Making a First Generation Airport Express Work

Recently I was re-architecting my home network. One of the main things I wanted to work with was whole-house audio. In two rooms of the house currently, we have Apple TVs hooked up – so I wanted to use an Airplay solution. However, I did not want to invest money into another Apple TV just yet – and at the same price is the Airport Express. Since I didn’t want to take a $99.00 per room hit I hit up E-Bay. Since this was going to be audio only (and I wanted to stay away from HDMI or optical cable solutions offered by the Apple TV) I wanted to pick up some older Airport Express access points. I figured this would be a cheap way to get the end result I was looking for. Since it was Apple, it should be a simple configuration right? Well……… not at all.

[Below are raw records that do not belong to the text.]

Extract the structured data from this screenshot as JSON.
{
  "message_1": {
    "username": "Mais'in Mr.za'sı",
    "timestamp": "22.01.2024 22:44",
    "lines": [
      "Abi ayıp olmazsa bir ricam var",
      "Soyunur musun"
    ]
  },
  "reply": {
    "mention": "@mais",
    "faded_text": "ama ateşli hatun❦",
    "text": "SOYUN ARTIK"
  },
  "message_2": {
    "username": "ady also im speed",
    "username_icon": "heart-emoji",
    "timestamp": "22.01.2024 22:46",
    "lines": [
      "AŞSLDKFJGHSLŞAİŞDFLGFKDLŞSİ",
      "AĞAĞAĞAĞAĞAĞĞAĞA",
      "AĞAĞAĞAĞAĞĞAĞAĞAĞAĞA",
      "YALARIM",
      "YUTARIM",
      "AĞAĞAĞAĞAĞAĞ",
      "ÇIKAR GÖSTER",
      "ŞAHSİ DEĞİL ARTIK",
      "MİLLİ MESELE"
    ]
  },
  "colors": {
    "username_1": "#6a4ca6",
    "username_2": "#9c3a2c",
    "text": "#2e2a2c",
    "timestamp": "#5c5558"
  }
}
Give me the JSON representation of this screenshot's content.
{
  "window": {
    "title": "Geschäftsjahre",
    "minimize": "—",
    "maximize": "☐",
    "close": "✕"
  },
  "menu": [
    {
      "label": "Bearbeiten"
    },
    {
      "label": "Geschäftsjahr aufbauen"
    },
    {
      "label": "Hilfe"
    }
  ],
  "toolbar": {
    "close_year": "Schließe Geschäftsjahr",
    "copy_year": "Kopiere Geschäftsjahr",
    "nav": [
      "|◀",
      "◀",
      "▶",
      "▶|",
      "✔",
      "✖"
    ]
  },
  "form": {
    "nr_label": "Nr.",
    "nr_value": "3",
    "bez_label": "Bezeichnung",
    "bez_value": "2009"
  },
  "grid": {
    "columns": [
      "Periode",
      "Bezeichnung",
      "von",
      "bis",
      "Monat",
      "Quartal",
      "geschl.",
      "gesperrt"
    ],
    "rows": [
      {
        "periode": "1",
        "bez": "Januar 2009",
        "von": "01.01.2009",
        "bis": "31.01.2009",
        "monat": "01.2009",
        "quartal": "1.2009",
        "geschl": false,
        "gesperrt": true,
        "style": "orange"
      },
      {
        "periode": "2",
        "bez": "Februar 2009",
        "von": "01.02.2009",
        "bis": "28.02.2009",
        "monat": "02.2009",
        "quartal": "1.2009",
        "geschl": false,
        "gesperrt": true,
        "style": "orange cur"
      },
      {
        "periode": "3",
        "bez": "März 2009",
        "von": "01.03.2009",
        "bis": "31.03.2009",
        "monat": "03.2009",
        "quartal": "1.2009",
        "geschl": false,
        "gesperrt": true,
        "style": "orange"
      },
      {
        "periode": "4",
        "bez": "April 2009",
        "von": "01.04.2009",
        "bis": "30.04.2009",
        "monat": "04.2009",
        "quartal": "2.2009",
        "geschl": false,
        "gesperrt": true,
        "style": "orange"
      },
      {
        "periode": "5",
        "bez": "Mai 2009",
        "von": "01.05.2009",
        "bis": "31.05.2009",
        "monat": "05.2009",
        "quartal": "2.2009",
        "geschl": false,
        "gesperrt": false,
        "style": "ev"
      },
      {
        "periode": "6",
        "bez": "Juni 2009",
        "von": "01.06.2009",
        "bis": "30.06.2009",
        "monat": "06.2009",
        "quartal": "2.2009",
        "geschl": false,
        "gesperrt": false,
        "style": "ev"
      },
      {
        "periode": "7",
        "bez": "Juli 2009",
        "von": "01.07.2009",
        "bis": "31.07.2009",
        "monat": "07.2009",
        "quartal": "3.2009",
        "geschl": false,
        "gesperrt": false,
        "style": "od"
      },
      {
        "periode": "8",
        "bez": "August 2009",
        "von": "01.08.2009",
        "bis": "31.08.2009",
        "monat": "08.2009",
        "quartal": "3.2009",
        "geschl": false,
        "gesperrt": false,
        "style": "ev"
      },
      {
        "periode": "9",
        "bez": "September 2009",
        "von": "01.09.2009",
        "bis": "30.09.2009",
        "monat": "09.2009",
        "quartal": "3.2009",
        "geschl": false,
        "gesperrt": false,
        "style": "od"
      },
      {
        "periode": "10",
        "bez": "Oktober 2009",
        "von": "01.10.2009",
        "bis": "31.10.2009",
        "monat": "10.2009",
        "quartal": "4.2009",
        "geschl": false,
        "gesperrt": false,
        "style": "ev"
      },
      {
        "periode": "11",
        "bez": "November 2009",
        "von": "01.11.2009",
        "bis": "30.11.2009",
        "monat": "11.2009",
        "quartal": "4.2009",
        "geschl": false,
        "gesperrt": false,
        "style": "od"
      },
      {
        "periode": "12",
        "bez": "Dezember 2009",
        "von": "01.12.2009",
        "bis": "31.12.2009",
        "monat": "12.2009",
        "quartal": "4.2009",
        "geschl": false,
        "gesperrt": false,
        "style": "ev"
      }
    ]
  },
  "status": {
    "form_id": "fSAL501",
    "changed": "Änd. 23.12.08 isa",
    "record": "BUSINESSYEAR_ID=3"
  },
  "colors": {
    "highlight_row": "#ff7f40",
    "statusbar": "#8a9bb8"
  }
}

Over the course of a weekend, I managed to win 2 auctions totaling around 30.00 with shipping for 2 first gen a1084 Airport Express boxes. They arrived later that week, but I waited until they both came in before starting the configuration. I looked online and saw that you can configure the boxes from the Airport Express utility. I fired it up – and I received a message stating that it could find it, but that version could not be managed.

I looked online, it seems you need to track down an older version of the Airport Express utility (it can’t be newer than version 5.5.3). I then moved happily on my way thinking that this would be the only gotcha I would have. I logged in, configured the first unit, and checked airplay – nothing. The box would also not get the green light – only yellow. I reset the unit and tried again. It still had the same issue. I then went to a windows laptop – the same thing occurred. The device would not connect to the Wi-Fi network even though 802.11G was supported by one of the secondary channels in my router. This went on between the two devices about a dozen times. I was beginning to think this was a really bad idea. At least I was only out $30.00 – yet I refused to give up.

The first method I used was hooking up one of the units to an old Wi-Fi bridge I had. This gateway is older than the 9-year-old Airport Expresses – but always worked perfectly for me. This proved that I could get the unit to connect and Airplay music when it was connected to its ethernet port. This was at least progress, but since I only have one bridge – this would require another bridge purchase or running ethernet cables. Neither were things that I wanted to do. I worked on a hacked-up solution.

To the sunroom in my house, I ran an audio cable almost a decade ago. I went and checked and it was still there. The cable ran from the basement by the home router and a couple of systems I use for file sharing. It also is where the ethernet cables that are run terminate into gigabit switches. What I did next was hook one of the Airport Express points directly hardwired into the network. I then hooked up the audio cable to the device and some speakers – the audio was flowing. I could see it as an Airplay destination and music was controllable from my phone. Life was good. I only had one device to go.

The other device (and any future ones I may add) would not have the benefit of an audio cable or ethernet cable run. To alleviate this I created a new Wi-Fi network on the devices themselves. I figured that while they were choking trying to talk to a modern router – they should know enough to talk to one another. I was right. I made the SSID for this network hidden, solely because I didn’t want to have visitors attempting to connect to it. There wasn’t a security reason for this, just to simplify the visible airwaves (believing in security through obscurity is no security at all). They were connecting and talking. I could now Airplay to both devices. Life is good.

Since the only thing this new Wi-Fi network will ever handle is broadcast traffic from the LAN and Airplay traffic, the older speeds should be fine. I will likely purchase another 3-4 of these devices for various locations throughout the house. This should allow me to have an ok full-house audio deployment without investing like the SONOS. Before moving the Airport Express solution I attempted to make an Airplay destination out of a Raspberry Pi – the audio was too choppy to really be playable. I wish that solution had worked – but it is what it is. I can buy updated versions of the Pi, but that cost would likely be larger than used Airport Expresses.

Hopefully, this article helps someone from spending days trying to make this work with limited frustrations. It wasn’t fun – but it’s cheap and working.